AgentGate

AgentGate is a pay-per-call API gateway for AI agents built on Hedera Testnet. It solves a core problem in the agentic economy: how do autonomous AI agents discover, authenticate against, and pay for API services — without human intervention at every step.

For publishers, AgentGate provides a dashboard to register any API endpoint with per-call USD pricing, deposit HBAR to sponsor agent gas costs, and configure what percentage of gas to subsidize. Publishers compete on price, gas sponsorship, and uptime — creating a natural marketplace for API access.

For AI agents, AgentGate implements the x402 payment protocol: when an agent hits a protected endpoint, the server returns HTTP 402 with a payment challenge containing the price in tinybars, the recipient address, and an optional WorldCoin AgentKit challenge.
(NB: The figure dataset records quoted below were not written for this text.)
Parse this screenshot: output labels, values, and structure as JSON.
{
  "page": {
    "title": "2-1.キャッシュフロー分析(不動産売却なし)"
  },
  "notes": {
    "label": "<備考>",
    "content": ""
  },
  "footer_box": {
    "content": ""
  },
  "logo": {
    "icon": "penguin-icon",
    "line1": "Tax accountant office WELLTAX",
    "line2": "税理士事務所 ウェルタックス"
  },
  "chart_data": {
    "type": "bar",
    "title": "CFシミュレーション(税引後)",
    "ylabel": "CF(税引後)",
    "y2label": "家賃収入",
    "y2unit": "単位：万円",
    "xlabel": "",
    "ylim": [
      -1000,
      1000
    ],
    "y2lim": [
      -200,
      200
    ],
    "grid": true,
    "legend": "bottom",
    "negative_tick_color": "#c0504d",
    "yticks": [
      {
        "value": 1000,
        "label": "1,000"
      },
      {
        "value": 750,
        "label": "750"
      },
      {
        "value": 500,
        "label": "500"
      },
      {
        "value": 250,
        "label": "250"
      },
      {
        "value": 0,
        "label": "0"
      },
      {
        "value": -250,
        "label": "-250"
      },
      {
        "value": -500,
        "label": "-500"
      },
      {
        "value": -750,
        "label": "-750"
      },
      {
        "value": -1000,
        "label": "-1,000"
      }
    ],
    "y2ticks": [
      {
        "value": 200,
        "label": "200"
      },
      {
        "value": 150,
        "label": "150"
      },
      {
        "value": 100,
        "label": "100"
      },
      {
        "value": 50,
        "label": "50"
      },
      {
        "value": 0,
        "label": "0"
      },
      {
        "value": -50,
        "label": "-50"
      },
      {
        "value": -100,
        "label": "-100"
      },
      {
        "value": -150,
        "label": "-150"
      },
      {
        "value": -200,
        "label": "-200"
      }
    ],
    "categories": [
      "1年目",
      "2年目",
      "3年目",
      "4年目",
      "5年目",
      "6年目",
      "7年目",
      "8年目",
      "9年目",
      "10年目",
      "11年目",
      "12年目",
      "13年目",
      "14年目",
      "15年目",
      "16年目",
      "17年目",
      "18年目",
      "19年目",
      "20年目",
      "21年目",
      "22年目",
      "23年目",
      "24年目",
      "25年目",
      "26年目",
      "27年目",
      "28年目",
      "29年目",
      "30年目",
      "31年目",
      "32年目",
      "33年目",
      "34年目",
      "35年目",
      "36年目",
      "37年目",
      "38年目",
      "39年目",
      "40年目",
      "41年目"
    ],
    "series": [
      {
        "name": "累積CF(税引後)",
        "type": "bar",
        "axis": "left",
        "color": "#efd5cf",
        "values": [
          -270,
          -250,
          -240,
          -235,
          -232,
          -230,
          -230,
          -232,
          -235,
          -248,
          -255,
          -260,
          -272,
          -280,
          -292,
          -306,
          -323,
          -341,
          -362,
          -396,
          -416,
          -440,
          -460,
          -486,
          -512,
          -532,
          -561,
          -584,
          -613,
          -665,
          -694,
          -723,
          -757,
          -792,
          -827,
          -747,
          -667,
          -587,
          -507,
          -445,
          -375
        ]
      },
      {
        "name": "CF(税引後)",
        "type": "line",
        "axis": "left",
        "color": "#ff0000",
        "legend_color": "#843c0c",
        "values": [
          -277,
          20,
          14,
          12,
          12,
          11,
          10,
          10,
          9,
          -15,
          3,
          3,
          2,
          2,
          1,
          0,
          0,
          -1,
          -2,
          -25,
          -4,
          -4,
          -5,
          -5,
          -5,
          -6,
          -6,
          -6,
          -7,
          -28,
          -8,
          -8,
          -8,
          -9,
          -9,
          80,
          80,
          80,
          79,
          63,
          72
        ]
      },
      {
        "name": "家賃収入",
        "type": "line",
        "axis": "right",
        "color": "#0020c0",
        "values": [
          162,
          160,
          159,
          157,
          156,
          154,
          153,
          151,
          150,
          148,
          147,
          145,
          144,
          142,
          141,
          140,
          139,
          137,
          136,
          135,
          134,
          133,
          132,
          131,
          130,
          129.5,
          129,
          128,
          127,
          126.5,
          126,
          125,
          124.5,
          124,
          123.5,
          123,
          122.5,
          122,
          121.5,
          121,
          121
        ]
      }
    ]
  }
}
The agent can then either prove it's backed by a real human (via WorldID/AgentKit) to unlock 3 free trial calls, or pay directly in HBAR. Payment verification happens via Hedera Mirror Node with ~3-second finality — no oracles, no bridges, no wrapped tokens.

The system supports two agent archetypes: human-backed agents that authenticate via WorldCoin's AgentKit (SIWE signature + AgentBook lookup on World Chain) and get free-trial access before paying, and wallet-only agents that skip verification and pay HBAR directly for every call. Both paths converge on the same on-chain settlement.

Publishers register endpoints on-chain via the PublisherRegistry contract (storing URL, USD price, paymaster address), then configure server-side proxy settings (backend URL, injected API keys, WorldID requirements) via EIP-191 signed messages. The proxy system means publishers can monetize any existing API — agents never see the real backend URL or API keys.

AgentGate is a monorepo with four packages: a Hono HTTP server, a React+Vite dashboard, Solidity contracts (Hardhat), and a demo CLI agent.

The server (TypeScript/Hono) implements an order-sensitive middleware chain. Proxy routes mount before x402 middleware so they can handle 402 challenges internally with dynamic per-endpoint pricing read from on-chain state. The x402 layer issues payment challenges with prices converted from USD to tinybars at runtime using Hedera Mirror Node's exchange rate API (cached 60s). Payment verification queries Mirror Node's /api/v1/contracts/results/{txHash} endpoint — we wait 1.5s for indexing, verify the tx succeeded, check the recipient and amount, and protect against double-spend with an in-memory usedTxHashes Set that reserves immediately and releases on verification failure.

WorldCoin AgentKit integration uses @@worldcoin/agentkit for SIWE challenge generation and for verification. The server queries World Chain's AgentBook contract to check if an agent address was delegated by a WorldID-verified human.

Publishers sign their proxy configuration (backend URL, injected headers, WorldID requirement) with EIP-191 messages. The server recovers the signer address, checks it matches the on-chain endpoint owner, and stores the config. API keys are injected server-side into upstream requests — agents never see them. This means any existing API can be monetized without modification.

The dashboard (React 18 + Vite 5 + Tailwind) polls on-chain state every 12 seconds via viem's readContract, showing live gas balances, call counts, and sponsored amounts. The publish flow is two-phase: first an on-chain tx to register the endpoint + fund the paymaster, then a signed POST to configure the proxy server-side.